Lo sponsor sotto accusa delle Olimpiadi di Londra
La Dow Chemical Company, coinvolta nell’esplosione che provocò in India 25mila morti, ha annunciato che non esporrà il suo logo sul telone dello stadio olimpico
La Dow Chemical Company, azienda coinvolta nell’esplosione che nel 1984 provocò la fuga di gas tossico a Bhopal, in India, e che provocò la morte di 25mila persone, ha dichiarato che non esporrà il suo logo sull’involucro decorativo che avvolgerà lo stadio di Londra in occasione delle Olimpiadi che si apriranno il 27 luglio 2012.
La scorsa settimana il Comitato olimpico indiano (IOA) aveva chiesto agli organizzatori dei Giochi (tramite una petizione firmata da 11mila persone) di non accettare alcuna sponsorizzazione dalla Dow Chemical e di rifiutare quindi l’accordo di otto milioni di euro: «Se l’azienda comparirà tra gli sponsor delle Olimpiadi, sarà come danzare sulle fosse comuni delle vittime di Bhopal», aveva detto Satinath Sarangi del Bhopal Group for Information and Action, associazione delle vittime del disastro.
Per ora la concessione si limita alla rimozione del marchio dal telone decorativo. Il deputato laburista Barry Gardiner che aveva portato avanti una battaglia contro la sponsorizzazione della Daw ha dichiarato: «La decisione indica che almeno la Dow mostra una forma di vergogna e questo non può che essere un fatto positivo». Ma il contratto tra la Dow Chemical e la Olympic Park Legacy Company, la società che si occupa dell’assegnazione degli spazi all’interno del villaggio olimpico una volta che i giochi saranno finiti, non è stato ancora cancellato.

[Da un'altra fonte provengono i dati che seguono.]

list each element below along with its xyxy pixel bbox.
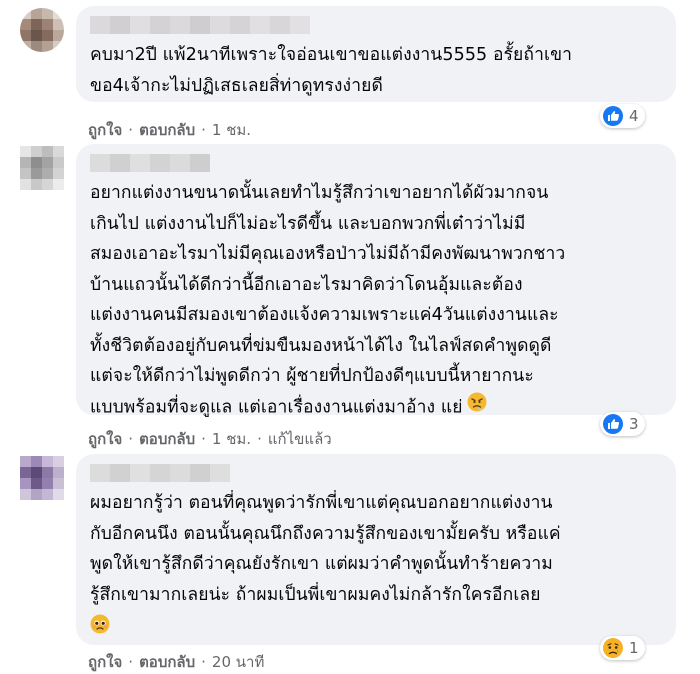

Il governo indiano ha presentato all’inizio di dicembre un ricorso per ottenere un nuovo risarcimento per le conseguenze ambientali e sanitarie del disastro di Bhopal. Una ventina di anni fa la Union Carbide, la società proprietaria dello stabilimento di pesticidi dove avvenne l’incidente, pagò circa 470 milioni di dollari al governo indiano. La società fu acquisita nel 1999 dalla Dow Chemical, i cui legali sostengono che l’accordo raggiunto tra Union Carbide e governo ha di fatto esaurito ogni possibile futura richiesta. Ma a distanza di ventisette anni gli effetti della perdita di gas tossici si fanno sentire e più di 100mila persone continuano ad avere problemi di salute.